The liquidation of Olympic Insurance, which resulted from its failure to satisfy capital requirements, has raised questions over who is ultimately responsible to compensate victims of traffic accidents caused by drivers insured by the insolvent company, stakeholders said.
The company, whose winding up was petitioned at the court on August 10, had its licence stripped over concerns about its solvency, Pavlos Nacouzi, provisional liquidator said on Tuesday.
Olympic’s “auditors declined to express an opinion about the existence and value of certain assets which meant consequently, that the company could not satisfy capital adequacy requirements,” Nacouzi said. “Hence, the superintendent of insurance revoked the licence in May”.
The assets in question included securities and immovable property in non-EU countries, which he didn’t specify.
“Olympic contributed over the years 16m Bulgarian lev (€8m) to the fund, which does not consider itself responsible in paying Bulgarian victims of Olympic insured drivers”.
Now questions remain open over which fund tasked with insuring victims of traffic accidents involving drivers who bought a third-party insurance from Olympic will be responsible for covering cases in Bulgaria.
The company’s insolvency caused shockwaves in Bulgaria in which it was one of the largest insurers in the third-party liability business with 197,551 customers and a market share of 9 per cent.
The value of affected policies in Bulgaria is estimated at around €20m. While the company was relatively big in Bulgaria, its operations in Cyprus, where it was based and supervised, were smaller and accounted for €4m, or around 0.5 per cent of the sector’s total premiums in 2016, according to the website of the Insurance Association of Cyprus.
The Balkan country’s Foreign Minister and Deputy Prime Minister Ekaterina Zakharieva summoned Cypriot ambassador Marios Kountourides on Monday over the matter.
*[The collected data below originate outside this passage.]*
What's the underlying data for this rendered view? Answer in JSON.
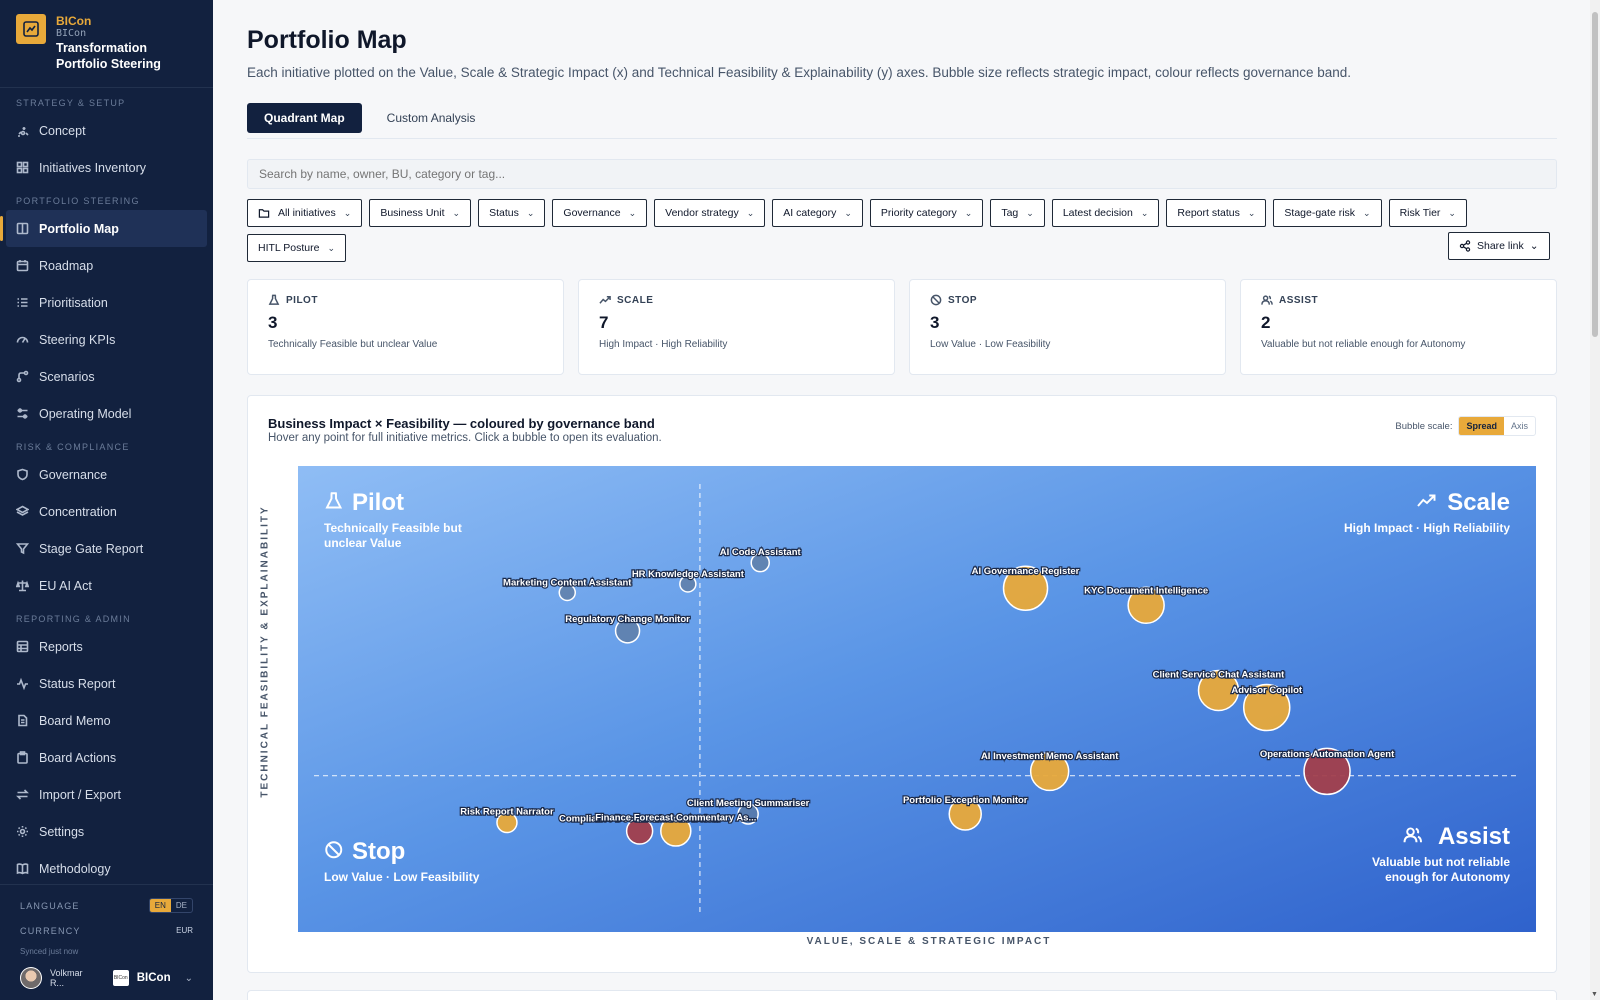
{
  "brand": {
    "name": "BICon",
    "code": "BICon",
    "app_title": "Transformation Portfolio Steering"
  },
  "nav": {
    "sections": [
      {
        "label": "STRATEGY & SETUP",
        "items": [
          {
            "label": "Concept",
            "icon": "sparkle-icon"
          },
          {
            "label": "Initiatives Inventory",
            "icon": "grid-icon"
          }
        ]
      },
      {
        "label": "PORTFOLIO STEERING",
        "items": [
          {
            "label": "Portfolio Map",
            "icon": "map-icon",
            "active": true
          },
          {
            "label": "Roadmap",
            "icon": "calendar-icon"
          },
          {
            "label": "Prioritisation",
            "icon": "list-icon"
          },
          {
            "label": "Steering KPIs",
            "icon": "gauge-icon"
          },
          {
            "label": "Scenarios",
            "icon": "branch-icon"
          },
          {
            "label": "Operating Model",
            "icon": "sliders-icon"
          }
        ]
      },
      {
        "label": "RISK & COMPLIANCE",
        "items": [
          {
            "label": "Governance",
            "icon": "shield-icon"
          },
          {
            "label": "Concentration",
            "icon": "layers-icon"
          },
          {
            "label": "Stage Gate Report",
            "icon": "funnel-icon"
          },
          {
            "label": "EU AI Act",
            "icon": "scale-icon"
          }
        ]
      },
      {
        "label": "REPORTING & ADMIN",
        "items": [
          {
            "label": "Reports",
            "icon": "table-icon"
          },
          {
            "label": "Status Report",
            "icon": "pulse-icon"
          },
          {
            "label": "Board Memo",
            "icon": "document-icon"
          },
          {
            "label": "Board Actions",
            "icon": "clipboard-icon"
          },
          {
            "label": "Import / Export",
            "icon": "swap-icon"
          },
          {
            "label": "Settings",
            "icon": "gear-icon"
          },
          {
            "label": "Methodology",
            "icon": "book-icon"
          }
        ]
      }
    ]
  },
  "footer": {
    "language_label": "LANGUAGE",
    "lang_en": "EN",
    "lang_de": "DE",
    "currency_label": "CURRENCY",
    "currency": "EUR",
    "synced": "Synced just now",
    "user": "Volkmar R...",
    "org": "BICon"
  },
  "page": {
    "title": "Portfolio Map",
    "subtitle": "Each initiative plotted on the Value, Scale & Strategic Impact (x) and Technical Feasibility & Explainability (y) axes. Bubble size reflects strategic impact, colour reflects governance band.",
    "tabs": [
      {
        "label": "Quadrant Map",
        "active": true
      },
      {
        "label": "Custom Analysis"
      }
    ],
    "search_placeholder": "Search by name, owner, BU, category or tag...",
    "filters": [
      "All initiatives",
      "Business Unit",
      "Status",
      "Governance",
      "Vendor strategy",
      "AI category",
      "Priority category",
      "Tag",
      "Latest decision",
      "Report status",
      "Stage-gate risk",
      "Risk Tier",
      "HITL Posture"
    ],
    "share_label": "Share link"
  },
  "cards": [
    {
      "label": "PILOT",
      "count": "3",
      "desc": "Technically Feasible but unclear Value",
      "icon": "flask-icon"
    },
    {
      "label": "SCALE",
      "count": "7",
      "desc": "High Impact · High Reliability",
      "icon": "trend-up-icon"
    },
    {
      "label": "STOP",
      "count": "3",
      "desc": "Low Value · Low Feasibility",
      "icon": "ban-icon"
    },
    {
      "label": "ASSIST",
      "count": "2",
      "desc": "Valuable but not reliable enough for Autonomy",
      "icon": "users-icon"
    }
  ],
  "chart_panel": {
    "title": "Business Impact × Feasibility — coloured by governance band",
    "subtitle": "Hover any point for full initiative metrics. Click a bubble to open its evaluation.",
    "bubble_scale_label": "Bubble scale:",
    "spread": "Spread",
    "axis": "Axis"
  },
  "chart_data": {
    "type": "scatter",
    "xlabel": "VALUE, SCALE & STRATEGIC IMPACT",
    "ylabel": "TECHNICAL FEASIBILITY & EXPLAINABILITY",
    "xlim": [
      0,
      100
    ],
    "ylim": [
      0,
      100
    ],
    "dividers": {
      "x": 32,
      "y": 32
    },
    "quadrants": [
      {
        "name": "Pilot",
        "desc": "Technically Feasible but unclear Value",
        "pos": "top-left",
        "icon": "flask-icon"
      },
      {
        "name": "Scale",
        "desc": "High Impact · High Reliability",
        "pos": "top-right",
        "icon": "trend-up-icon"
      },
      {
        "name": "Stop",
        "desc": "Low Value · Low Feasibility",
        "pos": "bottom-left",
        "icon": "ban-icon"
      },
      {
        "name": "Assist",
        "desc": "Valuable but not reliable enough for Autonomy",
        "pos": "bottom-right",
        "icon": "users-icon"
      }
    ],
    "colors": {
      "amber": "#e8a93a",
      "red": "#a23f4c",
      "slate": "#5b7393"
    },
    "points": [
      {
        "name": "AI Code Assistant",
        "x": 37,
        "y": 82,
        "size": 9,
        "band": "slate"
      },
      {
        "name": "HR Knowledge Assistant",
        "x": 31,
        "y": 77,
        "size": 8,
        "band": "slate"
      },
      {
        "name": "Marketing Content Assistant",
        "x": 21,
        "y": 75,
        "size": 8,
        "band": "slate"
      },
      {
        "name": "Regulatory Change Monitor",
        "x": 26,
        "y": 66,
        "size": 12,
        "band": "slate"
      },
      {
        "name": "AI Governance Register",
        "x": 59,
        "y": 76,
        "size": 22,
        "band": "amber"
      },
      {
        "name": "KYC Document Intelligence",
        "x": 69,
        "y": 72,
        "size": 18,
        "band": "amber"
      },
      {
        "name": "Client Service Chat Assistant",
        "x": 75,
        "y": 52,
        "size": 20,
        "band": "amber"
      },
      {
        "name": "Advisor Copilot",
        "x": 79,
        "y": 48,
        "size": 23,
        "band": "amber"
      },
      {
        "name": "AI Investment Memo Assistant",
        "x": 61,
        "y": 33,
        "size": 19,
        "band": "amber"
      },
      {
        "name": "Operations Automation Agent",
        "x": 84,
        "y": 33,
        "size": 23,
        "band": "red"
      },
      {
        "name": "Portfolio Exception Monitor",
        "x": 54,
        "y": 23,
        "size": 16,
        "band": "amber"
      },
      {
        "name": "Client Meeting Summariser",
        "x": 36,
        "y": 23,
        "size": 10,
        "band": "slate"
      },
      {
        "name": "Risk Report Narrator",
        "x": 16,
        "y": 21,
        "size": 10,
        "band": "amber"
      },
      {
        "name": "Compliance Documentation Assis...",
        "x": 27,
        "y": 19,
        "size": 13,
        "band": "red"
      },
      {
        "name": "Finance Forecast Commentary As...",
        "x": 30,
        "y": 19,
        "size": 15,
        "band": "amber"
      }
    ]
  }
}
Officials of the ICCS, which supervises Cyprus’ insurance companies, also met with a Bulgarian diplomat in Nicosia on Tuesday.
The Cyprus Mail understands that according to preliminary estimates, the value of refundable premiums and claims from accidents that occurred before the termination of the contracts last week could be as high as €50m.
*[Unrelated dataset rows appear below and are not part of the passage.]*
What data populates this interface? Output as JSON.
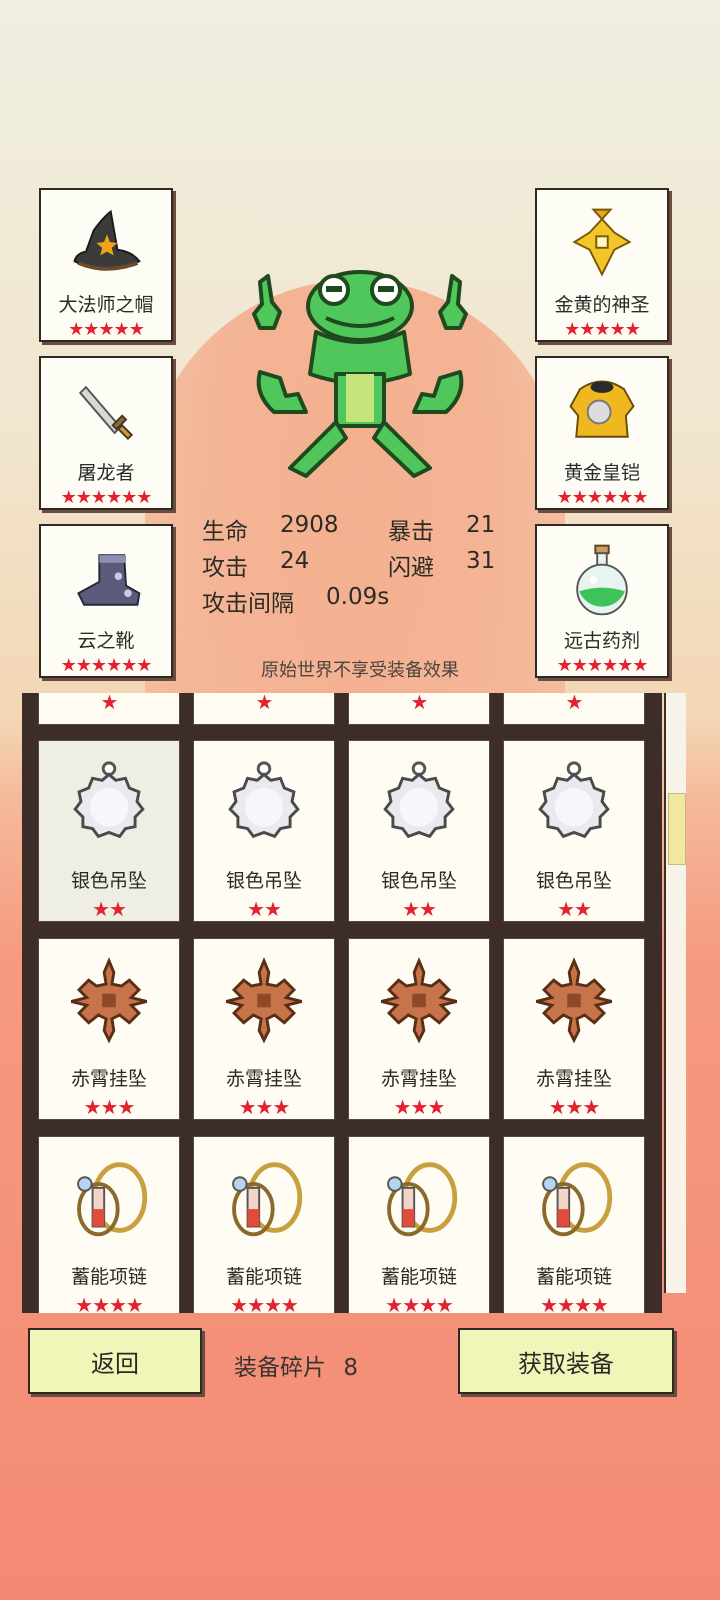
{
  "equipment_left": [
    {
      "name": "大法师之帽",
      "stars": "★★★★★",
      "icon": "wizard-hat-icon"
    },
    {
      "name": "屠龙者",
      "stars": "★★★★★★",
      "icon": "dagger-icon"
    },
    {
      "name": "云之靴",
      "stars": "★★★★★★",
      "icon": "boot-icon"
    }
  ],
  "equipment_right": [
    {
      "name": "金黄的神圣",
      "stars": "★★★★★",
      "icon": "golden-amulet-icon"
    },
    {
      "name": "黄金皇铠",
      "stars": "★★★★★★",
      "icon": "golden-armor-icon"
    },
    {
      "name": "远古药剂",
      "stars": "★★★★★★",
      "icon": "potion-icon"
    }
  ],
  "stats": {
    "hp_label": "生命",
    "hp_value": "2908",
    "crit_label": "暴击",
    "crit_value": "21",
    "atk_label": "攻击",
    "atk_value": "24",
    "dodge_label": "闪避",
    "dodge_value": "31",
    "interval_label": "攻击间隔",
    "interval_value": "0.09s"
  },
  "note": "原始世界不享受装备效果",
  "inventory": {
    "partial_row_stars": "★",
    "rows": [
      {
        "name": "银色吊坠",
        "stars": "★★",
        "icon": "silver-pendant-icon"
      },
      {
        "name": "赤霄挂坠",
        "stars": "★★★",
        "icon": "copper-pendant-icon"
      },
      {
        "name": "蓄能项链",
        "stars": "★★★★",
        "icon": "energy-necklace-icon"
      }
    ]
  },
  "bottom": {
    "back_label": "返回",
    "fragments_label": "装备碎片",
    "fragments_value": "8",
    "get_label": "获取装备"
  },
  "colors": {
    "star": "#e22230",
    "button_bg": "#f0f6b8",
    "panel_dark": "#3d2d29"
  }
}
Akis Papachristodoulou, general manager of the Motor Insurance Fund (MIF) which compensates victims of accidents caused by drivers that are either uninsured, unknown, or holders of a policy from an insolvent company, said the fund is primarily responsible in cases of accidents involving Cyprus-registered vehicles.
“There are some obligations for policyholders in other countries deriving from cross-border agreements signed by the MIF,” he said. “The MIF has already signed such an agreement with its Bulgarian counterpart”.
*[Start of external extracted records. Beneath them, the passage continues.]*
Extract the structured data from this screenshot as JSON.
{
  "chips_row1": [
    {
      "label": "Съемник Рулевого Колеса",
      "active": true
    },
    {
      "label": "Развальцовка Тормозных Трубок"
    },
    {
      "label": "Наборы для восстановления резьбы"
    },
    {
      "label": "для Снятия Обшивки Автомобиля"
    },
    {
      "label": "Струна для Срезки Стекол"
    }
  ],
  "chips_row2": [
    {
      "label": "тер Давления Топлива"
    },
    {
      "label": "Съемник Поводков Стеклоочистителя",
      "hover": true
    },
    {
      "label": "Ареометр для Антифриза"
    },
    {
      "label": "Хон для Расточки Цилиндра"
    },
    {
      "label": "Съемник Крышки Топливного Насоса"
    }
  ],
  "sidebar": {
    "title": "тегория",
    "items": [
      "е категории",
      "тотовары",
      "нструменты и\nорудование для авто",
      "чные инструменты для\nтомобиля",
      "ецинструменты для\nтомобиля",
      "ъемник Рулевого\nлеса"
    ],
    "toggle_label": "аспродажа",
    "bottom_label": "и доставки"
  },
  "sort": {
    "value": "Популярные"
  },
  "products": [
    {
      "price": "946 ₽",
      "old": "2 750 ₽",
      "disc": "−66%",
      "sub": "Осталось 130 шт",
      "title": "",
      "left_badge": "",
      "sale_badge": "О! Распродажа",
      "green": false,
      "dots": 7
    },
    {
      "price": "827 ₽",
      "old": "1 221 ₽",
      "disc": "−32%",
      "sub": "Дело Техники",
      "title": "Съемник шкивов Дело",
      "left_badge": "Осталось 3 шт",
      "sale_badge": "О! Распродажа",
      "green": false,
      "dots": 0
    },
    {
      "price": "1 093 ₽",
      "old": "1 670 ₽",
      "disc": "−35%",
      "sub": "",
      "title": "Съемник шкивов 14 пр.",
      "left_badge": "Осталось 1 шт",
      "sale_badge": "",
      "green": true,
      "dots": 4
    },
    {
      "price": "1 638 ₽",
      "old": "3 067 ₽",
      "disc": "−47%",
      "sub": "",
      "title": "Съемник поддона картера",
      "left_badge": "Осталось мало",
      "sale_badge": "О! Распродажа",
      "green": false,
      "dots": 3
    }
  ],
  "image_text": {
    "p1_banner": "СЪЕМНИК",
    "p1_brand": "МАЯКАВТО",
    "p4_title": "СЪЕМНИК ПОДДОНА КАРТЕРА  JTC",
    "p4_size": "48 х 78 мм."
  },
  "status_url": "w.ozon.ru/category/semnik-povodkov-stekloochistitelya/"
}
Although details of the Cypro-Bulgarian agreement remain unclear, Papachristodoulou said that given the expected revenue the liquidation is expected to generate, “we believe we have the means to cope successfully with the case of Olympic Insurance”.
The failure of Olympic led to the resignation of Ralitsa Agayn, the deputy chairwoman of Bulgaria’s Financial Supervision Commission KFN, according to the Sofia Globe news site. Agayn submitted her resignation to the parliament which interrupted its summer recess. It was in response to criticism of Finance Minister Vladislav Goranov.
Goranov accused her of failing to notify the government and his ministry of the possible impact Olympic’s failure would have on the Bulgarian market, the Sofia Globe reported. Agayn said that with her resignation was “an emotional and moral act” and not and not an admission of failure.
Prime Minister Boiko Borissov told lawmakers on Tuesday that the government would set up a task force of experts from all parliamentary-represented parties to draft a solution to compensate customers of the failed company, who now have to purchase new insurance policies for the rest of the year.
According to Agayn, the average loss for each of the 197,551 affected policy holders in Bulgaria will be around 200 Bulgarian lev, which is less than €100. The company, she continued, had attracted a relatively small number of complaints since 2009 when it entered the market.
She added that Olympic was fined totally 30,000 Bulgarian lev compared to a total of 1.1m Bulgarian leva imposed last year alone.
When the court issues the winding up ordered, it will apply retrospectively from the date of the petition, and affected policyholders will have to claim a refund by filing an application in Cypriot court or the Cypriot embassy in Bulgaria, Nacouzi said. Policy holders and accident victims have a priority in the liquidation of the company.